Sunday, 23 August 2015

Retirement I - Those Pre(?)-retirement Blues


This is August 2015. I retired from my practice of psychiatry at the end of June, 2013. However, I continue to work 2.5 days per week. How does that work, you may ask? Indeed, I sometimes ask that myself as at times I feel like it is not working… for me.

You see, I had given my employer 6 months notice. By the time four months had elapsed it was evident there was no one in sight to replace me. A certain streak of altruism reared its head and I proposed going back to work at one of the 2 programs I had been involved in for 2 days a week. After some time, my former Department Head and Medical Leader came back saying they really needed me at the other site as well, and we compromised at a half-time schedule covering both sites.

The upside is that I have 4 day weekends. I am also still earning money. This turned out to come in handy. We thought we had our financial affairs all in order, and indeed we did. However, as the old saying goes, the best laid plans of mice and men can go astray. Or, as my wife likes to say, "Man plans and God laughs." A certain family member needed a cash infusion, so continued income helped deal with that rather than it come out of our nest egg.

It had been a struggle for me to decide when to retire in the first place. You see, going into medicine had never been my goal. I believed, as a Christian, that it came as a call from God during the summer between my first and 2nd years when I was studying in our denomination's then Bible college in Winnipeg (then known as Canadian Mennonite Bible College, it is now known as Canadian Mennonite University). So, not surprisingly I should think, I reasoned that I should also receive some message from The Divine indicating when I should "retire" from this calling. Perhaps retirement is not in God's vocabulary. It is certainly not a word or concept found in the Bible.

Perhaps I was becoming impatient like the Israelite judge Gideon, who tested God with several challenges before he took him at his word. I have kept casting about for post-retirement opportunities, but must say that nothing really appealing has surfaced in the last 2-3 years. Some hooks that I threw out came up empty. Others came back with somewhat disappointing "catches." I have always tried to be humble and do what is required of me, however some of these "possibilities" really did not look like they were going to satisfactorily make use of the training and experience of my years as a physician. I discussed this with a wise pastor and she supported me in thinking that I should not, in effect, waste my talents and abilities as I would have in some of these openings.

So, here I am, over 2 years later, still working half-time. There are elements of comfort and habit to work one has done for more or less one's adult lifetime. There are some days when I don't really want to go to work the next morning. However, when I get there and prepare to carry out the expected work, my mind seems to shift and I can have some still very good experiences. Sometimes it seems that the prospect of looming retirement and perhaps the ending of all of this sharpens one's vision and makes one appreciate even more where one has gone and is.

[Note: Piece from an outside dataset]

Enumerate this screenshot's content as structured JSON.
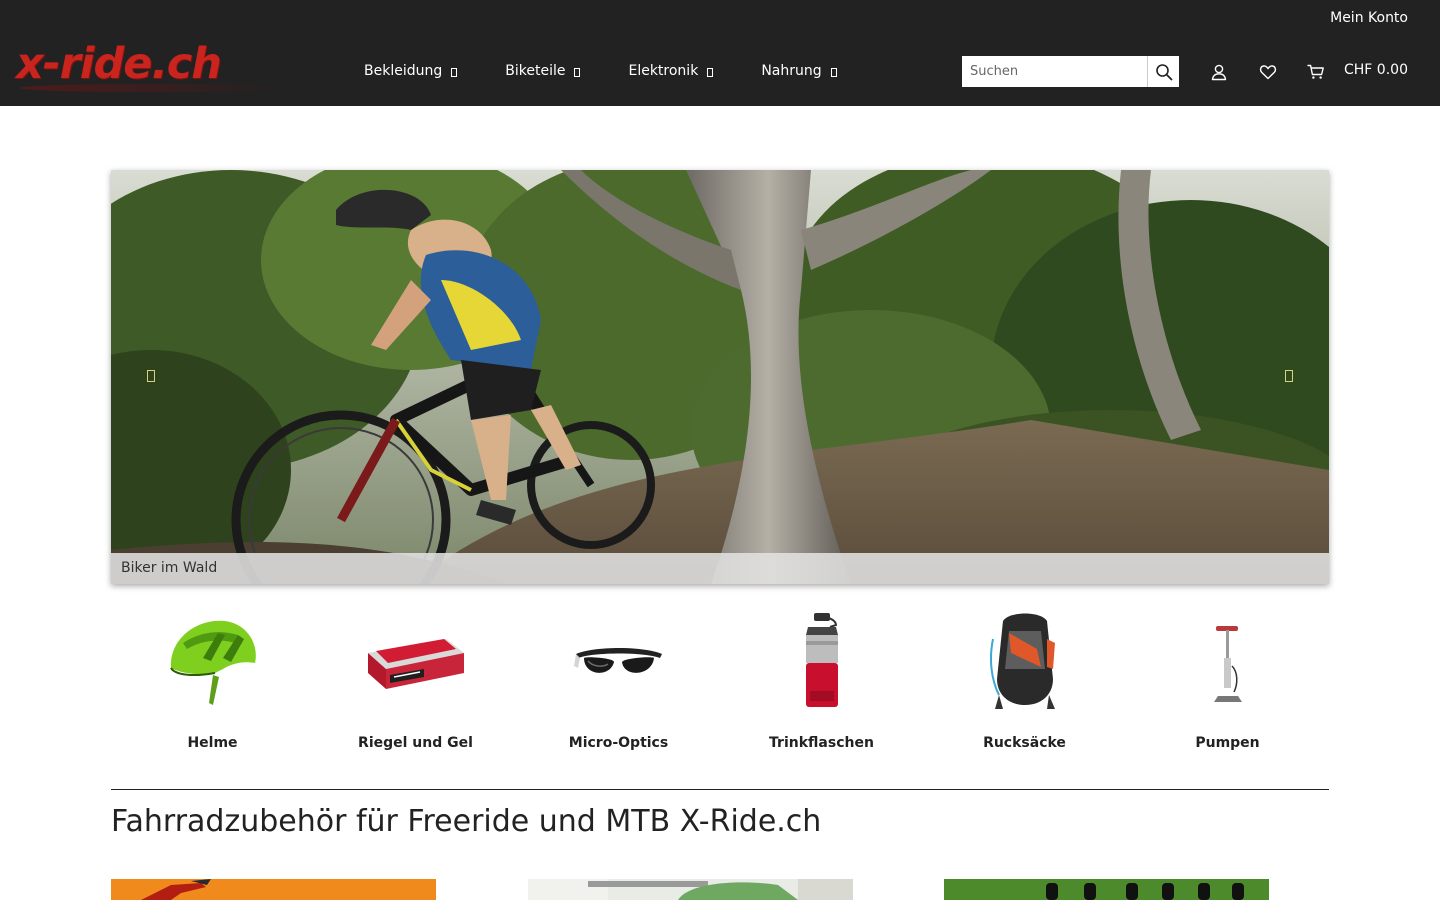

During the years leading up to my retirement, I had a number of ideas of things I wanted to do. However, as time passes and I grow older, some of those possibilities begin to look less realistic. Some are simply no longer as appealing. Sometimes I wonder how much of that is the prolonged nature of my moving into retirement and how much of it is reality and my aging. In some ways this dragged-out move into retirement has turned out to be somewhat of a negative. Maybe the previous department head was wise when he totally quit 4 years ago, never to turn back.

Meanwhile, I continue to try to do the best I can with the work I have and keeping up with the education required to stay abreast in this profession. I learned within the past couple of months that there is now  someone who has expressed an interest in coming to take my place. Whether this would totally cover the time I am giving or not is not clear. If it doesn't quite optimally do so, do I continue on at an even  more reduced rate of work? That has various implications with things like insurance. Or do I stop and let the programs carry on as best they can?